In the United States, martial law goes hand in hand to something known in the legal world as habeas corpus. Habeas corpus gives courts the power to control the actions of law enforcement , thus, when habeas corpus is placed on the bench, martial law is enacted. In the United States martial law has only occurred on the federal level during the civil war.  In addition, Article 1 Section 9 of the Constitution indicates that Habeas Corpus “shall not be suspended, unless when in Cases of Rebellion or Invasion the public Safety may require it.  For those not trained in legalese, a writ of habeas corpus is generally issued by a court to a government agency that an individual whom they charge with a crime must be reasonably held and must be produced at the court and then the agency must convince the court that the person can be reasonably held. Removing the habeas corpus doctrine enables an agency to hold a citizen without any charges or claims or evidence, aka martial law.

History of Martial Law In The United States

As aforementioned the U.S. has declared martial law before, once, during the civil war when President Lincoln, with the authority of Congress imposed the suspension of habeas corpus in regards to confederate spies, pow’s, friends of the enemy, and draft dodgers. The Presidents use of martial law was challenged in a case known as Ex Parte Milligan (1866). The Supreme Court ruled that the use of habeas corpus, or the suspension of it by the President was unconstitutional, however the use of martial law itself could be declared by the President in certain circumstances when civil authority could not operate. In such instances, martial law would not only be considered constitutional but also a necessary evil in order to maintain the sovereignty of the union. Thus, marital rule can only exists if the civilian courts are closed, if there is a time of war or an immediate threat, and the safety of citizens and the nation itself could be at risk.

 

Other Examples In The US:

  • War of 1812: General Jackson imposed martial law when his troops invaded New Orleans.
  • Hawaii 1941: After the Pearl Harbor attacks
  • City of San Francisco: After 1908 Earthquake

Other Examples Around The World

  • Generally any time after a coup, after a civil war, after a major world war.
  • Thailand, 2006 & 2014
  • Egypt 2013
  • China Tiananmen Protest 1989
  • Green Movement in Iran 2009
  • Poland in 1981
  • October Crisis in Canada in 1970
  • Brunei 1962
  • Ireland 1916
  • Pakistan 1958
  • World War II (reconstruction of Germany, Japan, Italy)

Who Can Issue Martial Law?

As a result with the relationship that martial law has with habeas corpus, there has been a debate among political scientists, attorneys, senators, and representatives about whether Congress can itself declare martial law.
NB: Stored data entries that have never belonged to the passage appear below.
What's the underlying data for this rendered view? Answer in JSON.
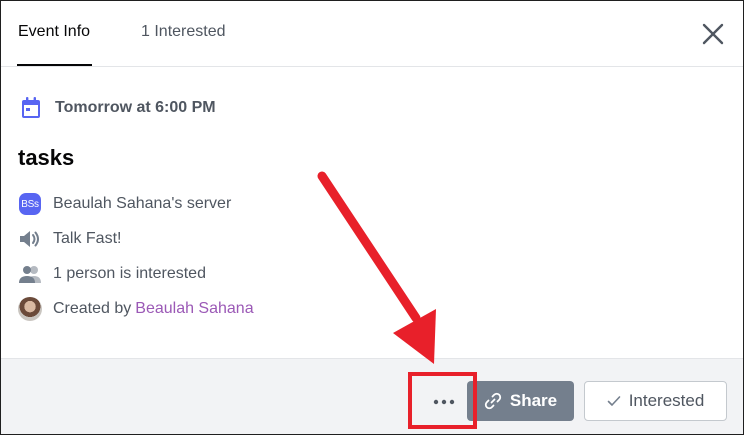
{
  "tabs": [
    {
      "label": "Event Info",
      "active": true
    },
    {
      "label": "1 Interested",
      "active": false
    }
  ],
  "event": {
    "when": "Tomorrow at 6:00 PM",
    "title": "tasks",
    "server_badge": "BSs",
    "server_name": "Beaulah Sahana's server",
    "channel": "Talk Fast!",
    "interested_count_text": "1 person is interested",
    "created_by_prefix": "Created by",
    "creator_name": "Beaulah Sahana"
  },
  "footer": {
    "more_label": "•••",
    "share_label": "Share",
    "interested_label": "Interested"
  },
  "colors": {
    "brand": "#5865f2",
    "share_bg": "#747f8d",
    "creator_link": "#9b59b6",
    "annotation": "#e8202a"
  }
}
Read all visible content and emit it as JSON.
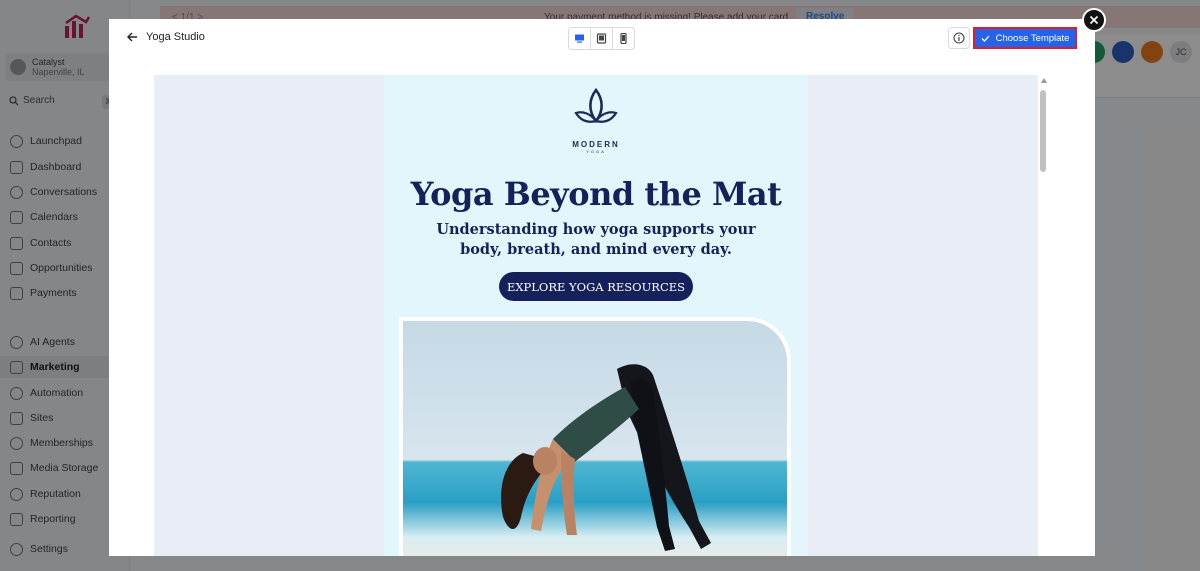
{
  "sidebar": {
    "location": {
      "name": "Catalyst",
      "city": "Naperville, IL"
    },
    "search": {
      "label": "Search",
      "shortcut": "⌘"
    },
    "items": [
      {
        "label": "Launchpad"
      },
      {
        "label": "Dashboard"
      },
      {
        "label": "Conversations"
      },
      {
        "label": "Calendars"
      },
      {
        "label": "Contacts"
      },
      {
        "label": "Opportunities"
      },
      {
        "label": "Payments"
      },
      {
        "label": "AI Agents"
      },
      {
        "label": "Marketing"
      },
      {
        "label": "Automation"
      },
      {
        "label": "Sites"
      },
      {
        "label": "Memberships"
      },
      {
        "label": "Media Storage"
      },
      {
        "label": "Reputation"
      },
      {
        "label": "Reporting"
      },
      {
        "label": "Settings"
      }
    ]
  },
  "alert": {
    "pager": "< 1/1 >",
    "message": "Your payment method is missing! Please add your card",
    "action": "Resolve"
  },
  "header": {
    "avatar_initials": "JC",
    "avatar_colors": [
      "#22a06b",
      "#2f5ec4",
      "#f07a1a",
      "#e4e4e7"
    ]
  },
  "modal": {
    "back_label": "Yoga Studio",
    "choose_label": "Choose Template",
    "accent": "#2563eb",
    "highlight": "#d8202e"
  },
  "email": {
    "brand_name": "MODERN",
    "brand_sub": "YOGA",
    "headline": "Yoga Beyond the Mat",
    "subhead": "Understanding how yoga supports your body, breath, and mind every day.",
    "cta": "EXPLORE YOGA RESOURCES",
    "colors": {
      "navy": "#14215a",
      "bg": "#e3f6fb"
    }
  }
}
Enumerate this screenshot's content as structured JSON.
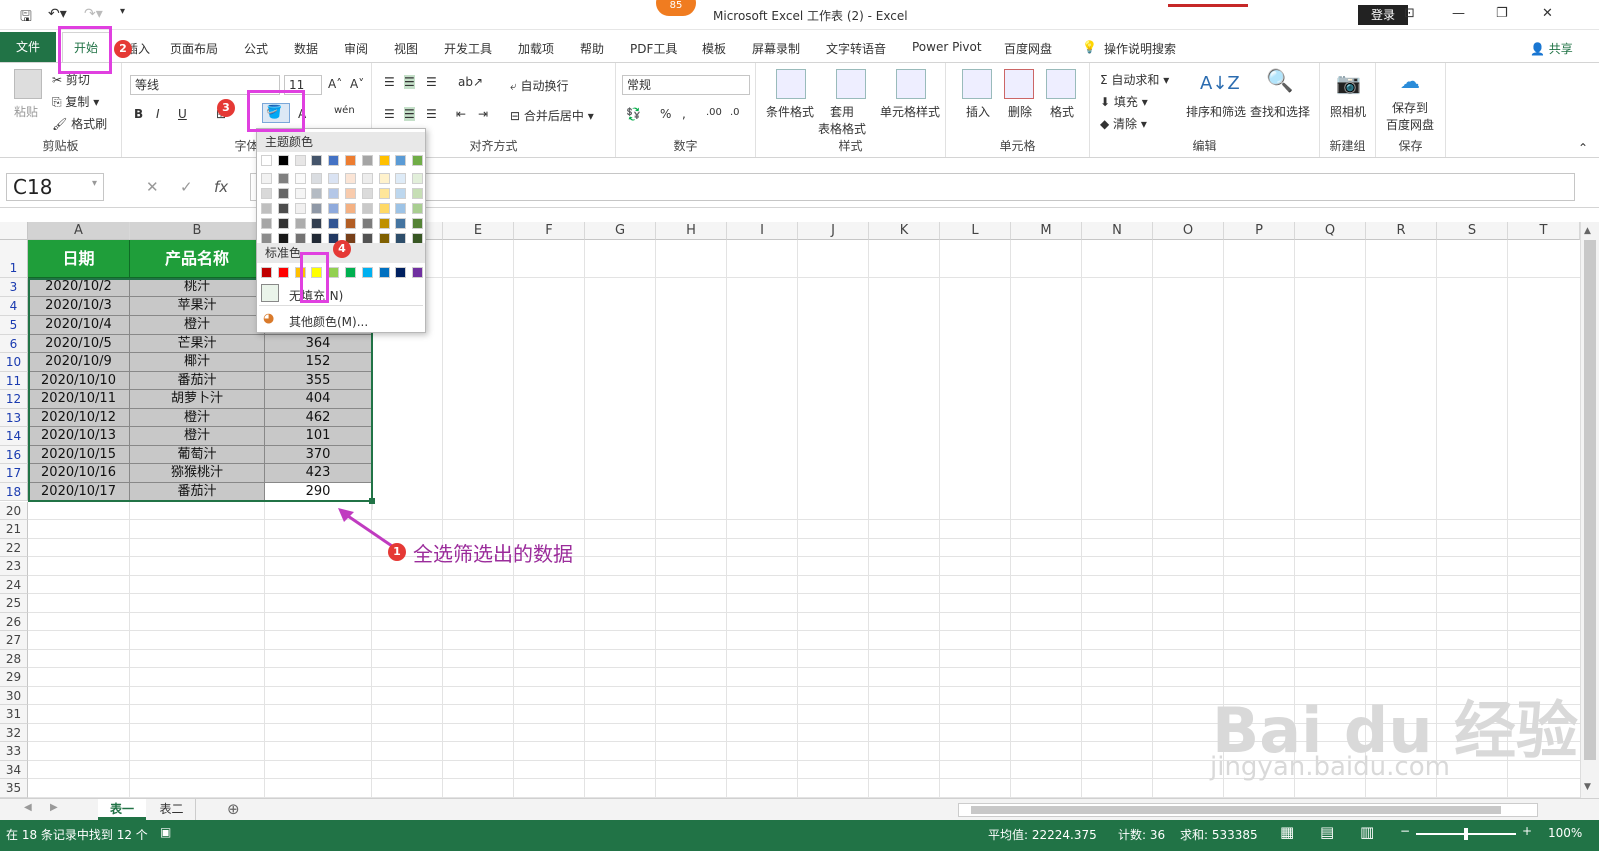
{
  "window": {
    "title": "Microsoft Excel 工作表 (2)  -  Excel",
    "login": "登录",
    "badge_count": "85"
  },
  "tabs": {
    "file": "文件",
    "items": [
      "开始",
      "插入",
      "页面布局",
      "公式",
      "数据",
      "审阅",
      "视图",
      "开发工具",
      "加载项",
      "帮助",
      "PDF工具",
      "模板",
      "屏幕录制",
      "文字转语音",
      "Power Pivot",
      "百度网盘",
      "操作说明搜索"
    ],
    "share": "共享"
  },
  "ribbon": {
    "clipboard": {
      "label": "剪贴板",
      "paste": "粘贴",
      "cut": "剪切",
      "copy": "复制",
      "format_painter": "格式刷"
    },
    "font": {
      "label": "字体",
      "name": "等线",
      "size": "11"
    },
    "alignment": {
      "label": "对齐方式",
      "wrap": "自动换行",
      "merge": "合并后居中"
    },
    "number": {
      "label": "数字",
      "format": "常规"
    },
    "styles": {
      "label": "样式",
      "conditional": "条件格式",
      "table": "套用\n表格格式",
      "cell_styles": "单元格样式"
    },
    "cells": {
      "label": "单元格",
      "insert": "插入",
      "delete": "删除",
      "format": "格式"
    },
    "editing": {
      "label": "编辑",
      "autosum": "自动求和",
      "fill": "填充",
      "clear": "清除",
      "sort_filter": "排序和筛选",
      "find": "查找和选择"
    },
    "newgroup": {
      "label": "新建组",
      "camera": "照相机"
    },
    "save": {
      "label": "保存",
      "save_baidu": "保存到\n百度网盘"
    }
  },
  "formula_bar": {
    "name_box": "C18",
    "fx": "fx"
  },
  "columns": [
    "A",
    "B",
    "C",
    "D",
    "E",
    "F",
    "G",
    "H",
    "I",
    "J",
    "K",
    "L",
    "M",
    "N",
    "O",
    "P",
    "Q",
    "R",
    "S",
    "T"
  ],
  "header_row": {
    "row": "1",
    "date": "日期",
    "product": "产品名称"
  },
  "rows": [
    {
      "row": "3",
      "date": "2020/10/2",
      "product": "桃汁",
      "value": ""
    },
    {
      "row": "4",
      "date": "2020/10/3",
      "product": "苹果汁",
      "value": ""
    },
    {
      "row": "5",
      "date": "2020/10/4",
      "product": "橙汁",
      "value": ""
    },
    {
      "row": "6",
      "date": "2020/10/5",
      "product": "芒果汁",
      "value": "364"
    },
    {
      "row": "10",
      "date": "2020/10/9",
      "product": "椰汁",
      "value": "152"
    },
    {
      "row": "11",
      "date": "2020/10/10",
      "product": "番茄汁",
      "value": "355"
    },
    {
      "row": "12",
      "date": "2020/10/11",
      "product": "胡萝卜汁",
      "value": "404"
    },
    {
      "row": "13",
      "date": "2020/10/12",
      "product": "橙汁",
      "value": "462"
    },
    {
      "row": "14",
      "date": "2020/10/13",
      "product": "橙汁",
      "value": "101"
    },
    {
      "row": "16",
      "date": "2020/10/15",
      "product": "葡萄汁",
      "value": "370"
    },
    {
      "row": "17",
      "date": "2020/10/16",
      "product": "猕猴桃汁",
      "value": "423"
    },
    {
      "row": "18",
      "date": "2020/10/17",
      "product": "番茄汁",
      "value": "290"
    }
  ],
  "empty_rows": [
    "20",
    "21",
    "22",
    "23",
    "24",
    "25",
    "26",
    "27",
    "28",
    "29",
    "30",
    "31",
    "32",
    "33",
    "34",
    "35"
  ],
  "color_dropdown": {
    "theme_label": "主题颜色",
    "standard_label": "标准色",
    "no_fill": "无填充(N)",
    "more_colors": "其他颜色(M)...",
    "theme_top": [
      "#ffffff",
      "#000000",
      "#e7e6e6",
      "#44546a",
      "#4472c4",
      "#ed7d31",
      "#a5a5a5",
      "#ffc000",
      "#5b9bd5",
      "#70ad47"
    ],
    "standard": [
      "#c00000",
      "#ff0000",
      "#ffc000",
      "#ffff00",
      "#92d050",
      "#00b050",
      "#00b0f0",
      "#0070c0",
      "#002060",
      "#7030a0"
    ]
  },
  "annotation": {
    "text": "全选筛选出的数据",
    "step1": "1",
    "step2": "2",
    "step3": "3",
    "step4": "4"
  },
  "sheets": [
    "表一",
    "表二"
  ],
  "status": {
    "left": "在 18 条记录中找到 12 个",
    "average": "平均值: 22224.375",
    "count": "计数: 36",
    "sum": "求和: 533385",
    "zoom": "100%"
  },
  "watermark": {
    "logo": "Bai du 经验",
    "url": "jingyan.baidu.com"
  }
}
Since under habeas corpus, congress is granted the power to suspend it. However, as the commander-in-chief of the military and the highest ranking military official, the President alone, arguably can alone declare martial law. If the President decided to act congress could arguably veto the decision, accept the decision by not acting, or approve the decision. Of course some of these scenarios would place the executive and legislative branches at odds with each other, and the judiciary would have to step in to make a final ruling. This has not yet occurred so we can only hypothesize.

Martial Law Is Not Military Justice

Martial law does not have anything to do with military justice. In the United States there are separate courts for each branch of military service that hold personal jurisdiction over military service members. When serving in the military soldiers are judged under these courts and not civilian courts. In addition, civilians are generally not ruled upon in military courts unless of course martial law has been in effect.